BYD is starting in Norway, where sales of EVs have exploded: around three quarters of new car sales last year were for battery-powered cars. But it is not only competing against Tesla and the new models from the legacy carmakers, it is also up against a group of other Chinese companies.
These Chinese rivals include Nio, which began sales of its electric cars in the country last month. Even Chairman Mao’s favourite car brand, Hongqi or Red Flag, is beginning to export its electric SUVs to Norway, while MG, which is owned by China’s SAIC, is already selling cars in the country.
Nio, which has pioneered a system allowing owners to swap their batteries rather than recharge them, aims to build 20 battery swapping stations in Norway by the end of next year.
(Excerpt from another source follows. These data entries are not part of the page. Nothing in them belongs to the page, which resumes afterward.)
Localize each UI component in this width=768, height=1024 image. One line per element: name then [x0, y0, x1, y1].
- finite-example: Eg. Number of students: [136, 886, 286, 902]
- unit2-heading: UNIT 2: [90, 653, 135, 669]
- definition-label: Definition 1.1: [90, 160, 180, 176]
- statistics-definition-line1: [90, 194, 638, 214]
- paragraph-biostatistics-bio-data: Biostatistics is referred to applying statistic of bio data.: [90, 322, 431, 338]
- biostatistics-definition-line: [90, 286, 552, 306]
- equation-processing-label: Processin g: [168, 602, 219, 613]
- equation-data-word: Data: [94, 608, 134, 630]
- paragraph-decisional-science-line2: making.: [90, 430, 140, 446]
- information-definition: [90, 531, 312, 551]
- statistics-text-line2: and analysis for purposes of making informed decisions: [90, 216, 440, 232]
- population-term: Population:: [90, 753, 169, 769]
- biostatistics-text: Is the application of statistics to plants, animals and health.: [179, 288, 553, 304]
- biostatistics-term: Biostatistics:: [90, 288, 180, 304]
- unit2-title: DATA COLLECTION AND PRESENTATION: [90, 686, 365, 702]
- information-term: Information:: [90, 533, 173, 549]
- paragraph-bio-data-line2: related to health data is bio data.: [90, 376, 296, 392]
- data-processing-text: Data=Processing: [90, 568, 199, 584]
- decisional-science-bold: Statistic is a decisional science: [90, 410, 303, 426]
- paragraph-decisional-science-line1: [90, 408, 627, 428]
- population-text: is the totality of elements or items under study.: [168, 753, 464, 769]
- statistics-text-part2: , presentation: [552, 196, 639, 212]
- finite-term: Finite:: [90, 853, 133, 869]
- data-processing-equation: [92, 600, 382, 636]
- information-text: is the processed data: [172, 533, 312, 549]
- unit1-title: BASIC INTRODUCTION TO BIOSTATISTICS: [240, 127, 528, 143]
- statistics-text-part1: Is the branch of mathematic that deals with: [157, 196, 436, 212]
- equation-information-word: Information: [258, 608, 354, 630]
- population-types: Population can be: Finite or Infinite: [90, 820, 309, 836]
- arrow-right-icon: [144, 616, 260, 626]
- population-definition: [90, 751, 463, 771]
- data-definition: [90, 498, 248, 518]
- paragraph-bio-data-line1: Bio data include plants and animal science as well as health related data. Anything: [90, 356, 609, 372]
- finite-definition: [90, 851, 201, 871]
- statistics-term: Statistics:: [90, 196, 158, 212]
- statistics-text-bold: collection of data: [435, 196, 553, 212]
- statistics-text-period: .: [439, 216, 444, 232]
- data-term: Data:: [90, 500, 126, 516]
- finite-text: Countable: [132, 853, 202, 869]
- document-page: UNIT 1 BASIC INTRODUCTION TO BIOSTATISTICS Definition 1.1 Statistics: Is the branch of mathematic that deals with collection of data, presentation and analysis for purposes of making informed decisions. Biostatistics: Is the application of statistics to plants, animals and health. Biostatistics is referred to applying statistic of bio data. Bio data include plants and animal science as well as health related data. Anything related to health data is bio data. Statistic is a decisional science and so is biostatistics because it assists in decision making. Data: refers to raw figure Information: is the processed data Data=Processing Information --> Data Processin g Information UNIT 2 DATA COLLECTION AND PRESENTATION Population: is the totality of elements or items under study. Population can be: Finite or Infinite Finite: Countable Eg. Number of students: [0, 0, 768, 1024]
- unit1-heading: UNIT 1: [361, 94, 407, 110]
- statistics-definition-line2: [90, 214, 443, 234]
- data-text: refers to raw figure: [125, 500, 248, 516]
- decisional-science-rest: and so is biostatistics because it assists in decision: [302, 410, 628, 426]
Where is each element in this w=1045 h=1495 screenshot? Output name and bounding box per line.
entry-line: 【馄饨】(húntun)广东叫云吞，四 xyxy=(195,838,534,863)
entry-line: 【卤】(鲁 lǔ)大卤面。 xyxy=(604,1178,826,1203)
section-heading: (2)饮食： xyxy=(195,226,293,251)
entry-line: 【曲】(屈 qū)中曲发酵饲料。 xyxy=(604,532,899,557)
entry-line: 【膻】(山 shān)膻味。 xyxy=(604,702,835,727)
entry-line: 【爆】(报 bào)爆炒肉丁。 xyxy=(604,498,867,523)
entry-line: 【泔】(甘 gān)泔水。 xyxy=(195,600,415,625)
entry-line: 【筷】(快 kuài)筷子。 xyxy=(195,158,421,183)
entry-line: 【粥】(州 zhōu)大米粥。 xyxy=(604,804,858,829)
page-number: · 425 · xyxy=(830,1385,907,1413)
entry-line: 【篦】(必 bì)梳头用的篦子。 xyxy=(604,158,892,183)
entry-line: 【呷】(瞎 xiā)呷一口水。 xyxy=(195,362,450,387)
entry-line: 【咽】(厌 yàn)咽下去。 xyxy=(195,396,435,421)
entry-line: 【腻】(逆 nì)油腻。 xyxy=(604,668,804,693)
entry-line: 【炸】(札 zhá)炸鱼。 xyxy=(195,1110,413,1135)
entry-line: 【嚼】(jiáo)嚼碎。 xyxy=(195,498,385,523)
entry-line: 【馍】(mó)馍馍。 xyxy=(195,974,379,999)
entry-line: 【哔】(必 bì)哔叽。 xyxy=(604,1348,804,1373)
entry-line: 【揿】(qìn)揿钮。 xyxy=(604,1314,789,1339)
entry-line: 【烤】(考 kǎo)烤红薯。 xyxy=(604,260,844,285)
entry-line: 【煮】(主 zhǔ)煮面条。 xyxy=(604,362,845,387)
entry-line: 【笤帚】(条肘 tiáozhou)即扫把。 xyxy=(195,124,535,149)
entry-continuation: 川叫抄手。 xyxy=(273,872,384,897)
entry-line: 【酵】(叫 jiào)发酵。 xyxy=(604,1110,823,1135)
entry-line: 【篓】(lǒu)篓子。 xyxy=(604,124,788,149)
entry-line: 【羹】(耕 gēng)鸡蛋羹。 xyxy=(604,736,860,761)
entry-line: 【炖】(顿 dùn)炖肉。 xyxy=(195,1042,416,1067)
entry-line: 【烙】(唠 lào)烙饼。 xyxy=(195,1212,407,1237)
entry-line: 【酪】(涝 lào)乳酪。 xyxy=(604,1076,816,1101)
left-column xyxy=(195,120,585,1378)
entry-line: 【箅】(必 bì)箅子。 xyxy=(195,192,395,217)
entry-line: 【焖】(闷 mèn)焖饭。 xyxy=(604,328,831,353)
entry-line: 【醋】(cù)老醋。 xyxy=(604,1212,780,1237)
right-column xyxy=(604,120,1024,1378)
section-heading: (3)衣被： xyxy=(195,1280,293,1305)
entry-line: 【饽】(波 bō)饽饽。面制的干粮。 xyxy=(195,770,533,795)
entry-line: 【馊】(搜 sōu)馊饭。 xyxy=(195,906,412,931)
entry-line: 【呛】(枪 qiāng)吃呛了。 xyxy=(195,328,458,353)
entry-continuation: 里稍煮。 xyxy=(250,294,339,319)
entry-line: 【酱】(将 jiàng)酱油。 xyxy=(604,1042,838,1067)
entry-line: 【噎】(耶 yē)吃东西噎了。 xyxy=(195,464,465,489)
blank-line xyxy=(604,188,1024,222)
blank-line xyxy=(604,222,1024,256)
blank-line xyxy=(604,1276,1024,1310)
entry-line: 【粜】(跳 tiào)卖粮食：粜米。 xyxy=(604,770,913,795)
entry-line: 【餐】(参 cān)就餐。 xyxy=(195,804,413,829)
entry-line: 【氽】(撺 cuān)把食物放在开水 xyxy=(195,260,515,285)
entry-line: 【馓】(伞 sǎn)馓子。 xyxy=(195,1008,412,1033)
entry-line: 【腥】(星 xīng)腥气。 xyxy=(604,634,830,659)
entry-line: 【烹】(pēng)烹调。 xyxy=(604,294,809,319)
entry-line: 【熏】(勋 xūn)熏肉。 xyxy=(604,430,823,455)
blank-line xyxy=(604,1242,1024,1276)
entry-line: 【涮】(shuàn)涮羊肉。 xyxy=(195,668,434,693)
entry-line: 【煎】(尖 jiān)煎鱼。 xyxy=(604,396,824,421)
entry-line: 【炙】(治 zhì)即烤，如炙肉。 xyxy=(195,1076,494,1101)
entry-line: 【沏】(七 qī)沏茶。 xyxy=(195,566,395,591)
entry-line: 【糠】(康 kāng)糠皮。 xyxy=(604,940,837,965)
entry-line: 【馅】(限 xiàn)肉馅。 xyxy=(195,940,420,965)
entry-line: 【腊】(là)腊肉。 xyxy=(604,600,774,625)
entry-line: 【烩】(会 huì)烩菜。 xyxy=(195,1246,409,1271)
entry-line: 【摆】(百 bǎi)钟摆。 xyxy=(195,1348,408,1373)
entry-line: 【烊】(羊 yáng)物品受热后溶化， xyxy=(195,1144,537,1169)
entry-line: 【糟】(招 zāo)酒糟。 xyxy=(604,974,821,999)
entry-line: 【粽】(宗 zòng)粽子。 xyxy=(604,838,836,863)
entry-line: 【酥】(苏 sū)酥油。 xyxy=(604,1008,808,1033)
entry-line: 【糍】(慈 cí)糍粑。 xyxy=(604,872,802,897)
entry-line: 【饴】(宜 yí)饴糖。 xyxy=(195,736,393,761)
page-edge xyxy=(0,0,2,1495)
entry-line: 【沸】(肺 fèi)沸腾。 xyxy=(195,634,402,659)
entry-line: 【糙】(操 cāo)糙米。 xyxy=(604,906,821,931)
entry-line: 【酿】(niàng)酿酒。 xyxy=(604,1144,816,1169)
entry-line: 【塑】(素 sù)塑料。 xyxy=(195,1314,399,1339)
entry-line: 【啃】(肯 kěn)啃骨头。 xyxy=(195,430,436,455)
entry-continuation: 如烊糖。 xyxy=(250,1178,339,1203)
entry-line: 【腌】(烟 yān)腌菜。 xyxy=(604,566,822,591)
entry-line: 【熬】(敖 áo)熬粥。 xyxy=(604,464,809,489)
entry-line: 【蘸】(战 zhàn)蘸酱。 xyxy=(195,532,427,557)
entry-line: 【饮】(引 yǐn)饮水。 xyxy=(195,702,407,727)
“There is real competition in Norway now, Norway is the country with the most variety of EV models available,” says Christina Bu, secretary-general of the Norwegian EV Association. “Traditionally the German brands have been very popular in Norway . . . but it seems that consumers are sticking less to the model and it’s more about the range of the car.”
Tsinghua University professor Ouyang Minggao, a prominent expert on electric vehicles, sounded a note of caution last month at an electric vehicle conference.
“Their [BYD] battery technology is also in the global lead. But we still need to be cautious, especially when you have revolutionary and disruptive innovative companies such as Tesla,” says Prof Ouyang.
Still, BYD could become a seller of electric cars within China and dominate battery supply outside the country, according to Taylor Ogan, chief executive of Snow Bull Capital, a US hedge fund. BYD’s battery is “by far the cheapest on the market”, at a cost of around $80 a kilowatt-hour at the pack level, or even lower, compared with average prices of $137/kWh last year, he said. BYD declined to comment on costs.
BYD says it is preparing to build a battery factory in Europe to “provide supporting facilities for European auto customers”, as part of its global expansion drive. CATL is also building a European battery factory in Germany.
Says Michael Dunne, chief executive of industry advisory group ZoZoGo who used to live in China: “BYD is the prototype of where [President] Xi Jinping wants to take China.”